Empire of Cotton: Sven Beckert with Pardis Mahdavi

Empire of Cotton: Sven Beckert with Pardis Mahdavi

Learning history through the stories of one nation limits us. In order to truly understand history, said Harvard University Professor Sven Beckert at JLF Colorado, “We have to tell our stories from international perspectives. We are all on Spaceship Earth. We are all in this together.”

Although this sentiment could apply to the entire festival at Boulder, Colorado, Beckert had taken the stage with Arizona State University Professor Pardis Mahdavi to talk about how one humble yet crucial material – cotton – has played that connecting role.

Beckert’s recent work, ‘Empire of Cotton: A Global History’, spans the 5,000-year history of the cotton trade, from the Indus River Valley to modern China. Beckert said that the story of cotton holds the key to how the modern world came about: global industrialization itself, as well as colonialism and enslavement that came with the empire’s rise. 

Two economic forms invented in the cotton trade radically affected history, Beckert said. One was the factory, and the other was the plantation. 

The first factories of the 18th century ushered in a vast expansion of wage labor as well as the “vast expansion and intensification of slave labor”, he said. The invention of the cotton gin, originally expected to reduce the labor required to process cotton, processed it so quickly that even more people were abducted and sold into slavery to feed the factories.

The plantation itself also emerged in the 18th century as a new economic form as a result of this trade, Beckert said.
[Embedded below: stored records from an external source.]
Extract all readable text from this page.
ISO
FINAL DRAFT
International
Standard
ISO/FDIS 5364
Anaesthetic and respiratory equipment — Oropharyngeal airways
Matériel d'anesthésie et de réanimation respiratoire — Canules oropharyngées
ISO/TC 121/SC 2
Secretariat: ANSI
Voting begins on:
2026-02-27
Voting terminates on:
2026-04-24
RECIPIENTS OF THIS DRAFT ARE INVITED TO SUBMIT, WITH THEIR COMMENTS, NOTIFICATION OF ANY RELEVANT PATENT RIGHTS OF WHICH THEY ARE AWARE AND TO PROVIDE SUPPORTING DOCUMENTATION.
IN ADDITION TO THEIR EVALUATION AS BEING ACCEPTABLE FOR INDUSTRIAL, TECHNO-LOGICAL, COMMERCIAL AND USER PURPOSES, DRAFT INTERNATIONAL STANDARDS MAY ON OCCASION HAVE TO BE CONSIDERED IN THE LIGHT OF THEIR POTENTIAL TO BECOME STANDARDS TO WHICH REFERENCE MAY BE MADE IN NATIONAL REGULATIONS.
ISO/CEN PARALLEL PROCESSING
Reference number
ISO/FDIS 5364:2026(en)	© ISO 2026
India had been the center of the cotton trade for the 4,000 years prior, mostly through smaller-scale production. But with new colonies in the Caribbean and then the United States, cotton plantations began to shift the balance.

A cotton crop, while also being water-intensive, exhausts the land. Increasing areas of land must be brought under cultivation in order to keep production steady. In the American South, Beckert says, this happened through displacement of Native Americans to Oklahoma and other parts of the United States. 
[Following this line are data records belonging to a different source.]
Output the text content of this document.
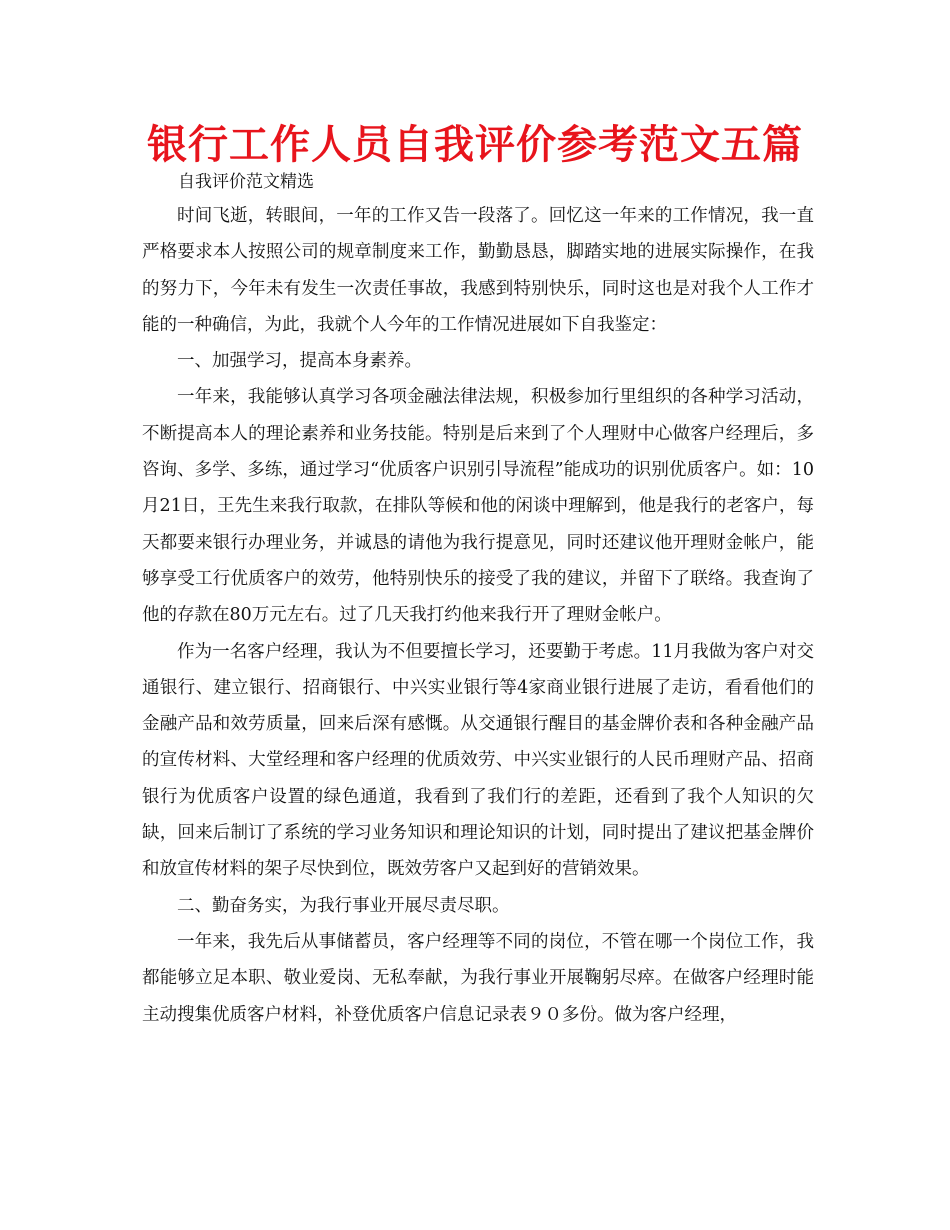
银行工作人员自我评价参考范文五篇
自我评价范文精选

时间飞逝，转眼间，一年的工作又告一段落了。回忆这一年来的工作情况，我一直严格要求本人按照公司的规章制度来工作，勤勤恳恳，脚踏实地的进展实际操作，在我的努力下，今年未有发生一次责任事故，我感到特别快乐，同时这也是对我个人工作才能的一种确信，为此，我就个人今年的工作情况进展如下自我鉴定：

一、加强学习，提高本身素养。

一年来，我能够认真学习各项金融法律法规，积极参加行里组织的各种学习活动，不断提高本人的理论素养和业务技能。特别是后来到了个人理财中心做客户经理后，多咨询、多学、多练，通过学习“优质客户识别引导流程”能成功的识别优质客户。如：10月21日，王先生来我行取款，在排队等候和他的闲谈中理解到，他是我行的老客户，每天都要来银行办理业务，并诚恳的请他为我行提意见，同时还建议他开理财金帐户，能够享受工行优质客户的效劳，他特别快乐的接受了我的建议，并留下了联络。我查询了他的存款在80万元左右。过了几天我打约他来我行开了理财金帐户。

作为一名客户经理，我认为不但要擅长学习，还要勤于考虑。11月我做为客户对交通银行、建立银行、招商银行、中兴实业银行等4家商业银行进展了走访，看看他们的金融产品和效劳质量，回来后深有感慨。从交通银行醒目的基金牌价表和各种金融产品的宣传材料、大堂经理和客户经理的优质效劳、中兴实业银行的人民币理财产品、招商银行为优质客户设置的绿色通道，我看到了我们行的差距，还看到了我个人知识的欠缺，回来后制订了系统的学习业务知识和理论知识的计划，同时提出了建议把基金牌价和放宣传材料的架子尽快到位，既效劳客户又起到好的营销效果。

二、勤奋务实，为我行事业开展尽责尽职。

一年来，我先后从事储蓄员，客户经理等不同的岗位，不管在哪一个岗位工作，我都能够立足本职、敬业爱岗、无私奉献，为我行事业开展鞠躬尽瘁。在做客户经理时能主动搜集优质客户材料，补登优质客户信息记录表９０多份。做为客户经理，
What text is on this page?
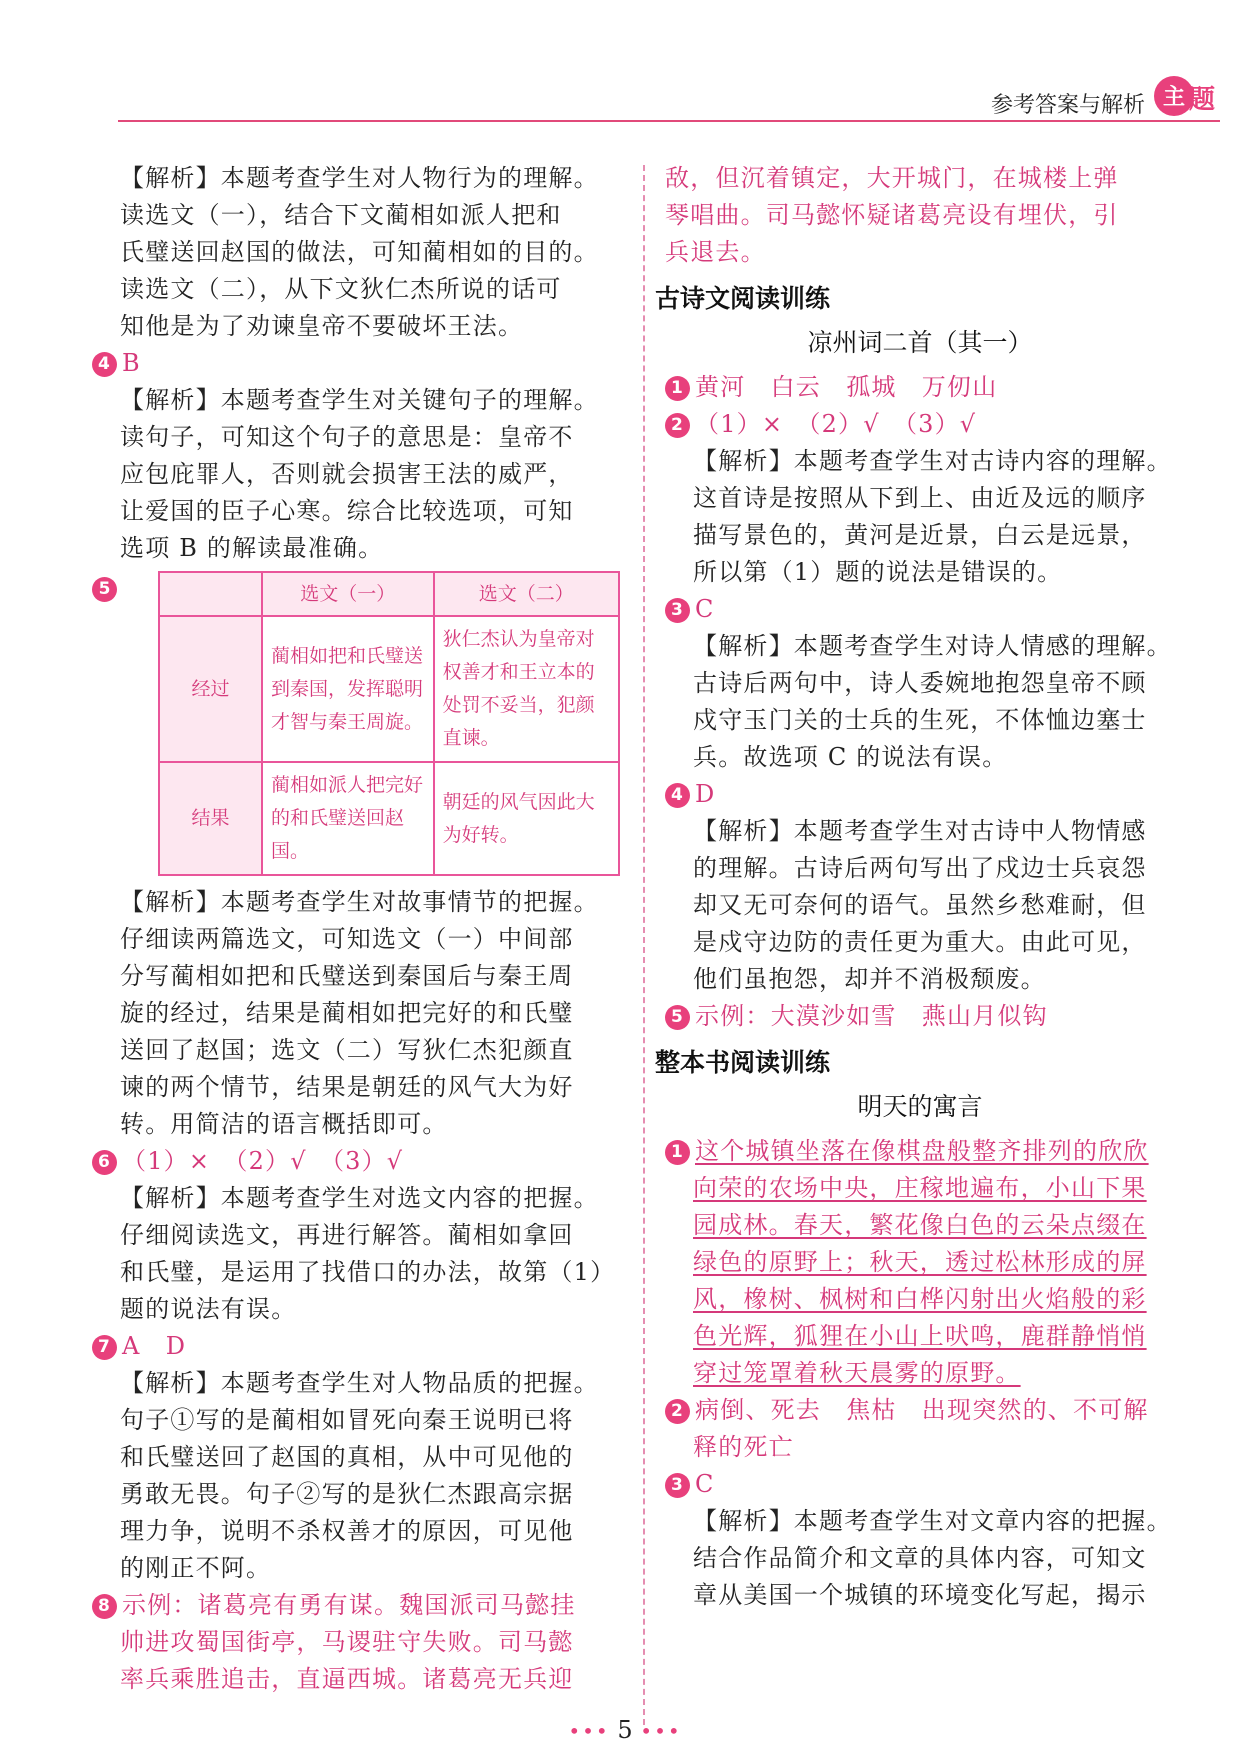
参考答案与解析 主 题

【解析】本题考查学生对人物行为的理解。

读选文（一），结合下文蔺相如派人把和

氏璧送回赵国的做法，可知蔺相如的目的。

读选文（二），从下文狄仁杰所说的话可

知他是为了劝谏皇帝不要破坏王法。

4 B

【解析】本题考查学生对关键句子的理解。

读句子，可知这个句子的意思是：皇帝不

应包庇罪人，否则就会损害王法的威严，

让爱国的臣子心寒。综合比较选项，可知

选项 B 的解读最准确。

5
		选文（一）	选文（二）
经过	蔺相如把和氏璧送到秦国，发挥聪明才智与秦王周旋。	狄仁杰认为皇帝对权善才和王立本的处罚不妥当，犯颜直谏。
结果	蔺相如派人把完好的和氏璧送回赵国。	朝廷的风气因此大为好转。

【解析】本题考查学生对故事情节的把握。

仔细读两篇选文，可知选文（一）中间部

分写蔺相如把和氏璧送到秦国后与秦王周

旋的经过，结果是蔺相如把完好的和氏璧

送回了赵国；选文（二）写狄仁杰犯颜直

谏的两个情节，结果是朝廷的风气大为好

转。用简洁的语言概括即可。

6 （1）×　（2）√　（3）√

【解析】本题考查学生对选文内容的把握。

仔细阅读选文，再进行解答。蔺相如拿回

和氏璧，是运用了找借口的办法，故第（1）

题的说法有误。

7 A　D

【解析】本题考查学生对人物品质的把握。

句子①写的是蔺相如冒死向秦王说明已将

和氏璧送回了赵国的真相，从中可见他的

勇敢无畏。句子②写的是狄仁杰跟高宗据

理力争，说明不杀权善才的原因，可见他

的刚正不阿。

8 示例：诸葛亮有勇有谋。魏国派司马懿挂

帅进攻蜀国街亭，马谡驻守失败。司马懿

率兵乘胜追击，直逼西城。诸葛亮无兵迎

敌，但沉着镇定，大开城门，在城楼上弹

琴唱曲。司马懿怀疑诸葛亮设有埋伏，引

兵退去。

古诗文阅读训练
凉州词二首（其一）
1 黄河　白云　孤城　万仞山
2 （1）×　（2）√　（3）√

【解析】本题考查学生对古诗内容的理解。

这首诗是按照从下到上、由近及远的顺序

描写景色的，黄河是近景，白云是远景，

所以第（1）题的说法是错误的。

3 C

【解析】本题考查学生对诗人情感的理解。

古诗后两句中，诗人委婉地抱怨皇帝不顾

戍守玉门关的士兵的生死，不体恤边塞士

兵。故选项 C 的说法有误。

4 D

【解析】本题考查学生对古诗中人物情感

的理解。古诗后两句写出了戍边士兵哀怨

却又无可奈何的语气。虽然乡愁难耐，但

是戍守边防的责任更为重大。由此可见，

他们虽抱怨，却并不消极颓废。

5 示例：大漠沙如雪　燕山月似钩
整本书阅读训练
明天的寓言
1 这个城镇坐落在像棋盘般整齐排列的欣欣

向荣的农场中央，庄稼地遍布，小山下果

园成林。春天，繁花像白色的云朵点缀在

绿色的原野上；秋天，透过松林形成的屏

风，橡树、枫树和白桦闪射出火焰般的彩

色光辉，狐狸在小山上吠鸣，鹿群静悄悄

穿过笼罩着秋天晨雾的原野。

2 病倒、死去　焦枯　出现突然的、不可解

释的死亡

3 C

【解析】本题考查学生对文章内容的把握。

结合作品简介和文章的具体内容，可知文

章从美国一个城镇的环境变化写起，揭示

••• 5 •••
The irony of this, Beckert pointed out, “is that capitalism is supposed to be about property rights, but it ended up creating enormous dispossession”.
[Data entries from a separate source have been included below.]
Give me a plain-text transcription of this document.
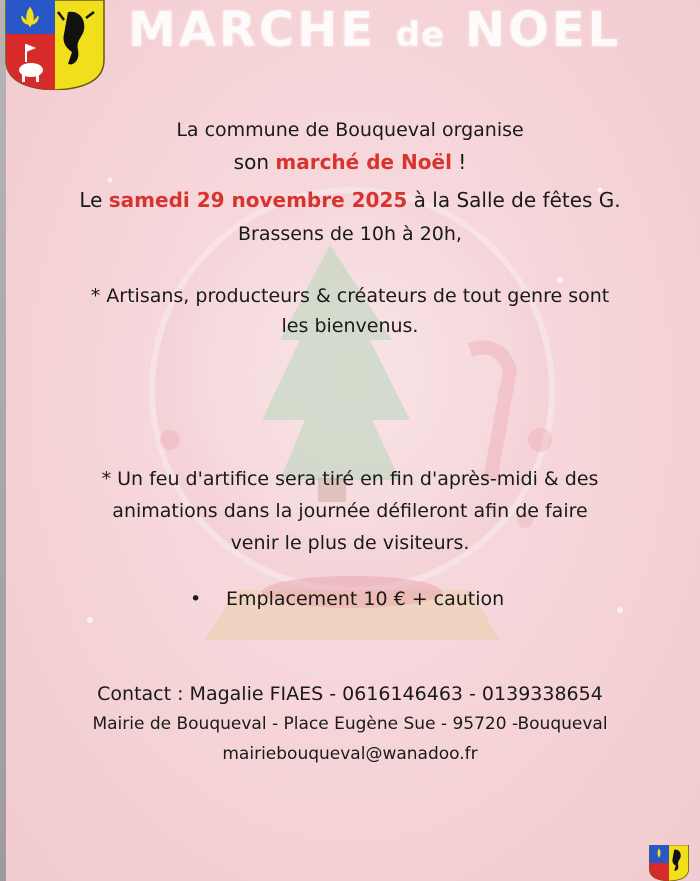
MARCHE de NOEL
La commune de Bouqueval organise
son marché de Noël !
Le samedi 29 novembre 2025 à la Salle de fêtes G.
Brassens de 10h à 20h,
* Artisans, producteurs & créateurs de tout genre sont
les bienvenus.
* Un feu d'artifice sera tiré en fin d'après-midi & des
animations dans la journée défileront afin de faire
venir le plus de visiteurs.
• Emplacement 10 € + caution
Contact : Magalie FIAES - 0616146463 - 0139338654
Mairie de Bouqueval - Place Eugène Sue - 95720 -Bouqueval
mairiebouqueval@wanadoo.fr
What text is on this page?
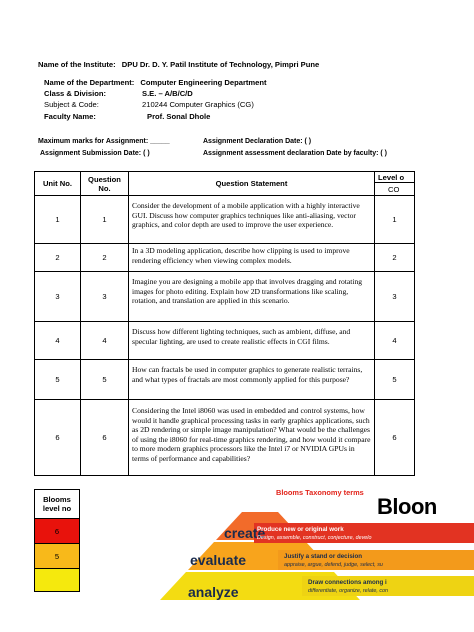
Name of the Institute: DPU Dr. D. Y. Patil Institute of Technology, Pimpri Pune
Name of the Department: Computer Engineering Department
Class & Division:	S.E. – A/B/C/D
Subject & Code:	210244 Computer Graphics (CG)
Faculty Name:	Prof. Sonal Dhole
Maximum marks for Assignment: _____	Assignment Declaration Date: ( )
Assignment Submission Date: ( )	Assignment assessment declaration Date by faculty: ( )
Unit No.	Question No.	Question Statement	Level o
			CO
1	1	Consider the development of a mobile application with a highly interactive GUI. Discuss how computer graphics techniques like anti-aliasing, vector graphics, and color depth are used to improve the user experience.	1
2	2	In a 3D modeling application, describe how clipping is used to improve rendering efficiency when viewing complex models.	2
3	3	Imagine you are designing a mobile app that involves dragging and rotating images for photo editing. Explain how 2D transformations like scaling, rotation, and translation are applied in this scenario.	3
4	4	Discuss how different lighting techniques, such as ambient, diffuse, and specular lighting, are used to create realistic effects in CGI films.	4
5	5	How can fractals be used in computer graphics to generate realistic terrains, and what types of fractals are most commonly applied for this purpose?	5
6	6	Considering the Intel i8060 was used in embedded and control systems, how would it handle graphical processing tasks in early graphics applications, such as 2D rendering or simple image manipulation? What would be the challenges of using the i8060 for real-time graphics rendering, and how would it compare to more modern graphics processors like the Intel i7 or NVIDIA GPUs in terms of performance and capabilities?	6
Blooms level no
6
5

Blooms Taxonomy terms
Bloon
create
evaluate
analyze
Produce new or original work
Design, assemble, construct, conjecture, develo
Justify a stand or decision
appraise, argue, defend, judge, select, su
Draw connections among i
differentiate, organize, relate, con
Madhavi also brought up the topic of state involvement in the growth of the cotton industry: the support and guarantee of slavery by the law, for example.

“The state was very important. How important it was – was even a surprise to me,” Beckert said. “In this country we have this belief that free enterprise is the basis of capitalism. But if you look at the history of it, and not the ideological construction, capitalism is a co-production of free enterprise and the state.”

In his teaching career, Beckert said, students flock to his classes on the history of capitalism. “They want to understand this thing that dominates their lives,” he said. 

Madhavi echoed this, saying that climate change is beginning to bring these social structures into focus. “In the conversation about the Green New Deal, people are saying ‘we’ve got to tackle what’s happening to the earth,’” she said. 

Being a historian and analyzing these structures has (perhaps surprisingly) given Beckert grounds for hope. 

“What this tells you is that the world is already a political construction,” said Beckert. “We are not just victims of some system, but something we can politically shape.”